A review by samanthaardenlockheart
Sonny's Blues by James Baldwin

3.0

• Written by James Baldwin
• Narrator is worried for Sonny.
• Something troublesome is in the newspaper.
• James Baldwin's Writing is very sensorially descriptive, eloquent, flowing, and beautiful.
• "A great block of ice got settled in my belly and kept melting there slowly all day long, while I taught my classes algebra. It was a special kind of ice. It kept melting, sending trickles of ice water all up and down my veins, but it never got less. Sometimes it hardened and seemed to expand until I felt my guts were going to come spilling out or that I was going to choke or scream. This would always be at a moment when I was remembering some specific thing Sonny had once said or done" (page 17).
○ Similie, personification, metaphor, dominant impression.
• He does not want to face the idea that Sonny had been found out in a raid for peddling and using heroin.
• These words make the reader feel very compassionate for Sonny, but there is also a feeling of disconnect.
• "I was sure that the first time Sonny had ever had horse, he couldn't have been much older than these boys were now. These boys, now, were living as we'd been living then, they were growing up with a rush and their heads bumped abruptly against the low ceiling of their actual possibilities. They were filled with rage. All they really knew were two darknesses, the darkness of their lives, which was now closing in on them, and the darkness of the movies, which had blinded them to that other darkness, and in which they now, vindictively, dreamed, at once more together than they were at any other time, and more alone" (page 18).
• This writing engages the senses.
• "He turned toward me again, patient and calm, and yet I somehow felt him shaking, shaking as though he were going to fall apart. I felt that ice in my guts again, the dread I'd felt all afternoon; and again I watched the barmaid, moving about the bar, washing glasses, and singing" (page 21).
• The author reveals that he is seven years older than Sonny; he is very descriptive when describing his little brother (closeness mixed with an underlying sense of distance and melancholy). He goes onto tell stories from his childhood.
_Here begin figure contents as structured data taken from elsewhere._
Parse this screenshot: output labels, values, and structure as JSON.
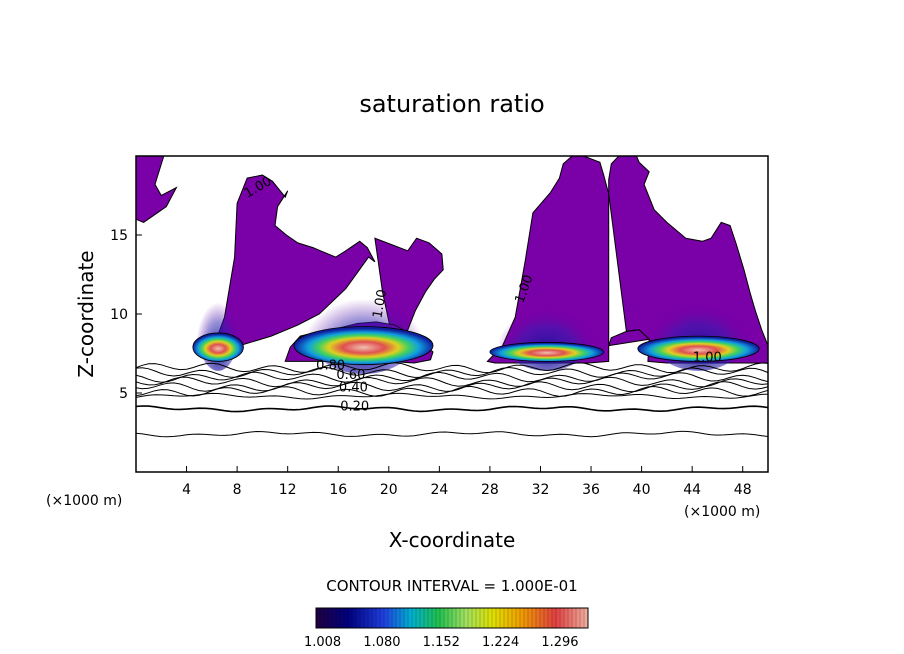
{
  "chart_data": {
    "type": "heatmap",
    "title": "saturation ratio",
    "xlabel": "X-coordinate",
    "ylabel": "Z-coordinate",
    "x_unit": "(×1000 m)",
    "y_unit": "(×1000 m)",
    "xlim": [
      0,
      50
    ],
    "ylim": [
      0,
      20
    ],
    "x_ticks": [
      4,
      8,
      12,
      16,
      20,
      24,
      28,
      32,
      36,
      40,
      44,
      48
    ],
    "y_ticks": [
      5,
      10,
      15
    ],
    "contour_interval_text": "CONTOUR INTERVAL = 1.000E-01",
    "colorbar": {
      "min": 1.0,
      "max": 1.33,
      "tick_values": [
        1.008,
        1.08,
        1.152,
        1.224,
        1.296
      ],
      "tick_labels": [
        "1.008",
        "1.080",
        "1.152",
        "1.224",
        "1.296"
      ]
    },
    "contour_labels": [
      {
        "text": "1.00",
        "x": 9.8,
        "y": 17.8,
        "angle": -30
      },
      {
        "text": "1.00",
        "x": 19.6,
        "y": 10.6,
        "angle": -80
      },
      {
        "text": "1.00",
        "x": 31.0,
        "y": 11.5,
        "angle": -70
      },
      {
        "text": "1.00",
        "x": 45.2,
        "y": 7.0,
        "angle": 0
      },
      {
        "text": "0.80",
        "x": 15.4,
        "y": 6.5,
        "angle": 0
      },
      {
        "text": "0.60",
        "x": 17.0,
        "y": 5.9,
        "angle": 0
      },
      {
        "text": "0.40",
        "x": 17.2,
        "y": 5.1,
        "angle": 0
      },
      {
        "text": "0.20",
        "x": 17.3,
        "y": 3.9,
        "angle": 0
      }
    ],
    "contour_levels_lower": [
      6.6,
      6.3,
      6.0,
      5.7,
      5.4,
      5.1,
      4.8,
      4.0,
      2.4
    ],
    "saturated_regions": [
      {
        "x": [
          0,
          2.2,
          1.5,
          2.0,
          3.2,
          2.4,
          0.6,
          0
        ],
        "y": [
          20,
          20,
          18.2,
          17.5,
          18.0,
          16.8,
          15.8,
          16.0
        ]
      },
      {
        "x": [
          5.5,
          6.0,
          7.0,
          7.8,
          8.0,
          8.8,
          10.0,
          10.8,
          11.8,
          12.0,
          11.2,
          11.0,
          11.9,
          12.8,
          14.0,
          14.6,
          15.8,
          16.6,
          17.7,
          18.3,
          18.9,
          18.4,
          16.6,
          14.5,
          12.8,
          10.7,
          7.8,
          6.0,
          5.5
        ],
        "y": [
          7.2,
          7.6,
          9.8,
          13.6,
          17.0,
          18.6,
          18.8,
          18.4,
          17.4,
          17.8,
          16.8,
          15.6,
          15.0,
          14.5,
          14.2,
          14.0,
          13.6,
          14.0,
          14.6,
          14.2,
          13.3,
          13.6,
          11.6,
          10.0,
          9.3,
          8.6,
          7.9,
          7.3,
          7.2
        ]
      },
      {
        "x": [
          18.9,
          20.2,
          21.5,
          22.2,
          23.2,
          24.2,
          24.3,
          23.6,
          22.9,
          22.1,
          21.5,
          20.8,
          20.2,
          19.5,
          18.9
        ],
        "y": [
          14.8,
          14.4,
          14.0,
          14.8,
          14.5,
          13.8,
          12.8,
          12.2,
          11.4,
          10.2,
          9.0,
          8.4,
          8.8,
          11.4,
          14.8
        ]
      },
      {
        "x": [
          11.8,
          12.2,
          13.0,
          14.0,
          15.0,
          16.0,
          17.5,
          19.0,
          20.5,
          21.6,
          22.4,
          23.5,
          23.3,
          22.0,
          20.0,
          18.0,
          16.0,
          14.0,
          12.3,
          11.8
        ],
        "y": [
          7.0,
          7.9,
          8.6,
          8.8,
          8.9,
          9.1,
          9.4,
          9.5,
          9.3,
          8.8,
          8.3,
          7.6,
          7.1,
          6.9,
          7.0,
          7.0,
          7.0,
          7.0,
          7.0,
          7.0
        ]
      },
      {
        "x": [
          27.8,
          29.0,
          30.0,
          30.8,
          31.4,
          32.8,
          33.5,
          33.8,
          34.5,
          35.4,
          36.7,
          37.0,
          37.4,
          37.4,
          35.8,
          34.0,
          32.0,
          30.0,
          28.4,
          27.8
        ],
        "y": [
          7.0,
          8.0,
          9.8,
          13.4,
          16.4,
          17.7,
          18.6,
          19.5,
          20.0,
          20.0,
          19.6,
          18.8,
          17.6,
          7.0,
          6.9,
          6.9,
          6.9,
          6.9,
          6.9,
          7.0
        ]
      },
      {
        "x": [
          37.4,
          37.4,
          37.6,
          38.2,
          38.4,
          38.9,
          39.2,
          39.6,
          39.8,
          40.6,
          40.2,
          41.0,
          42.0,
          43.5,
          44.8,
          45.5,
          46.3,
          47.0,
          47.5,
          48.1,
          48.6,
          49.0,
          49.5,
          50.0,
          50.0,
          48.0,
          45.0,
          42.0,
          40.5,
          40.6,
          39.8,
          38.8,
          37.4
        ],
        "y": [
          17.6,
          18.5,
          19.5,
          20.0,
          20.0,
          20.0,
          20.0,
          20.0,
          19.6,
          19.0,
          18.2,
          16.6,
          15.8,
          14.8,
          14.6,
          14.8,
          15.8,
          15.6,
          14.4,
          12.8,
          11.3,
          10.2,
          9.0,
          8.0,
          6.9,
          6.9,
          6.9,
          6.9,
          7.0,
          8.4,
          9.0,
          8.9,
          17.6
        ]
      },
      {
        "x": [
          40.6,
          39.8,
          38.8,
          37.6,
          37.4
        ],
        "y": [
          8.4,
          9.0,
          8.9,
          8.5,
          8.0
        ]
      }
    ],
    "supersaturated_cells": [
      {
        "x": 6.5,
        "y": 7.9,
        "rx": 2.0,
        "ry": 0.9
      },
      {
        "x": 18.0,
        "y": 8.0,
        "rx": 5.5,
        "ry": 1.2
      },
      {
        "x": 32.5,
        "y": 7.6,
        "rx": 4.5,
        "ry": 0.6
      },
      {
        "x": 44.5,
        "y": 7.8,
        "rx": 4.8,
        "ry": 0.8
      }
    ]
  }
}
• "It's always at the hour of trouble and confrontation that the missing member aches" (page 25).
• "But something deep and watchful in the child knows that this is bound to end, is already ending. In a moment someone will get up and turn on the light. Then the old folks will remember the children and they won't talk anymore that day. And when light fills the room, the child is filled with darkness. He knows that every time this happens he's moved just a little closer to that darkness outside. The darkness outside is what the old folks have been talking about. It's what they've come from. It's what they endure. The child knows that they won't talk anymore because if he knows too much about what's happened to them, he'll know too much too soon, about what's going to happen to him" (page 27).
• His mother reveals that his father's friend was killed a horrifically by white men driving a car, which caused him great trauma. His mother wants to make sure he will be able to look out for Sonny and be there for him, even if he can't stop terrible things from happening.
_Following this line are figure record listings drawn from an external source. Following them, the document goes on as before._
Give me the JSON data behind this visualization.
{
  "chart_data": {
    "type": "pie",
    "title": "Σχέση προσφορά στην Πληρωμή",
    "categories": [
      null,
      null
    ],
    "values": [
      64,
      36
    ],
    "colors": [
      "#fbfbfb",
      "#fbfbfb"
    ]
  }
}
• Sonny wants to pursue a career in jazz, which is not what James feels is the best thing for him to do. Sonny feels upset when his older brother does not immediately support this career choice as being sustainable.
• "The music seemed to soothe a poison out of them; and time seemed, nearly, to fall away from the sullen, belligerent, battered faces, as though they were fleeing back to their first condition, while dreaming of their last" (page 39).
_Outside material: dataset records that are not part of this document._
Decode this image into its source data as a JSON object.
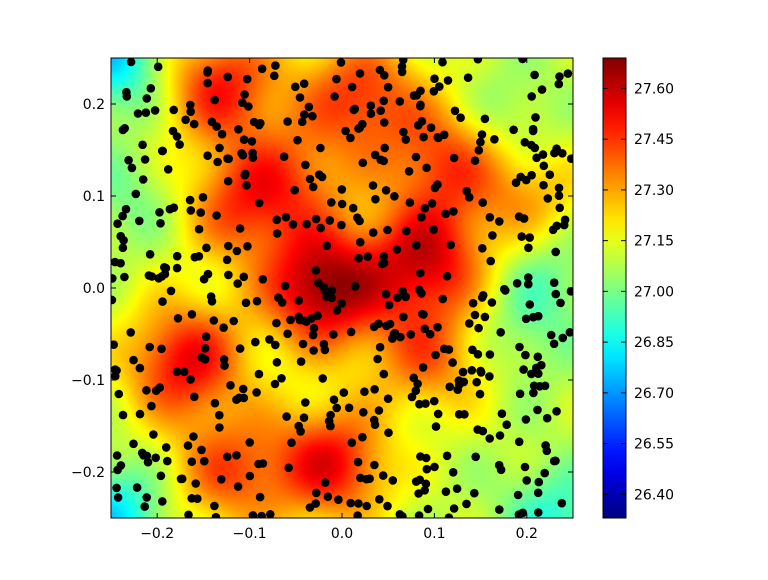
{
  "chart_data": {
    "type": "heatmap",
    "title": "",
    "xlabel": "",
    "ylabel": "",
    "xlim": [
      -0.25,
      0.25
    ],
    "ylim": [
      -0.25,
      0.25
    ],
    "x_ticks": [
      -0.2,
      -0.1,
      0.0,
      0.1,
      0.2
    ],
    "x_tick_labels": [
      "−0.2",
      "−0.1",
      "0.0",
      "0.1",
      "0.2"
    ],
    "y_ticks": [
      0.2,
      0.1,
      0.0,
      -0.1,
      -0.2
    ],
    "y_tick_labels": [
      "0.2",
      "0.1",
      "0.0",
      "−0.1",
      "−0.2"
    ],
    "colormap": "jet",
    "colorbar": {
      "range": [
        26.33,
        27.69
      ],
      "ticks": [
        27.6,
        27.45,
        27.3,
        27.15,
        27.0,
        26.85,
        26.7,
        26.55,
        26.4
      ],
      "tick_labels": [
        "27.60",
        "27.45",
        "27.30",
        "27.15",
        "27.00",
        "26.85",
        "26.70",
        "26.55",
        "26.40"
      ]
    },
    "field_peaks": [
      {
        "x": -0.02,
        "y": 0.0,
        "value": 27.66
      },
      {
        "x": 0.09,
        "y": 0.03,
        "value": 27.55
      },
      {
        "x": -0.17,
        "y": -0.08,
        "value": 27.53
      },
      {
        "x": -0.01,
        "y": -0.19,
        "value": 27.52
      },
      {
        "x": -0.13,
        "y": 0.22,
        "value": 27.48
      },
      {
        "x": 0.02,
        "y": 0.21,
        "value": 27.45
      },
      {
        "x": 0.11,
        "y": 0.14,
        "value": 27.42
      },
      {
        "x": -0.11,
        "y": 0.09,
        "value": 27.4
      },
      {
        "x": -0.12,
        "y": -0.2,
        "value": 27.4
      },
      {
        "x": 0.09,
        "y": -0.08,
        "value": 27.38
      },
      {
        "x": -0.05,
        "y": 0.12,
        "value": 27.32
      },
      {
        "x": 0.2,
        "y": 0.1,
        "value": 27.3
      }
    ],
    "field_troughs": [
      {
        "x": -0.25,
        "y": 0.25,
        "value": 26.78
      },
      {
        "x": -0.25,
        "y": -0.25,
        "value": 26.8
      },
      {
        "x": 0.23,
        "y": -0.25,
        "value": 26.9
      },
      {
        "x": 0.18,
        "y": 0.18,
        "value": 26.98
      },
      {
        "x": 0.2,
        "y": -0.05,
        "value": 27.0
      },
      {
        "x": -0.23,
        "y": 0.1,
        "value": 27.0
      },
      {
        "x": 0.22,
        "y": 0.02,
        "value": 26.98
      },
      {
        "x": 0.06,
        "y": -0.14,
        "value": 27.05
      }
    ],
    "base_value": 27.1,
    "scatter_points": {
      "marker": "black filled circle",
      "count_shown": 600,
      "x": [],
      "y": []
    }
  }
}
• Sonny reveals that the feeling of being on heroin is like being in control, but the author is very apprehensive of this.
• The descriptions still are very descriptive. The two brothers talk about suffering in a very deep way. Sometimes people like to give meaning to their suffering so it feels more bearable. The narrator tells Sonny, "I don't want to see you—die trying not to suffer."
• "All I know about music is that not many people ever really hear it. And even then, on the rare occasions when something opens within, and the music enters, what we mainly hear, or hear corroborated, are personal, private, vanishing evocations. But the man who creates the music is hearing something else, is dealing with the roar rising from the void and imposing order on it as it hits the air. What is evoked in him, then, is of another order, more terrible because it has no words, and triumphant, too, for that same reason. And his triumph, when he triumphs, is ours" (page 45).
• Scene where Sonny and Creole are playing the Blues song is a powerful, symbolic metaphor for suffering in this world.
○ "And yet I as aware that this was only a moment, that the world waited outside, as hungry as a tiger, and that trouble stretched above us, longer than the sky" (page 48).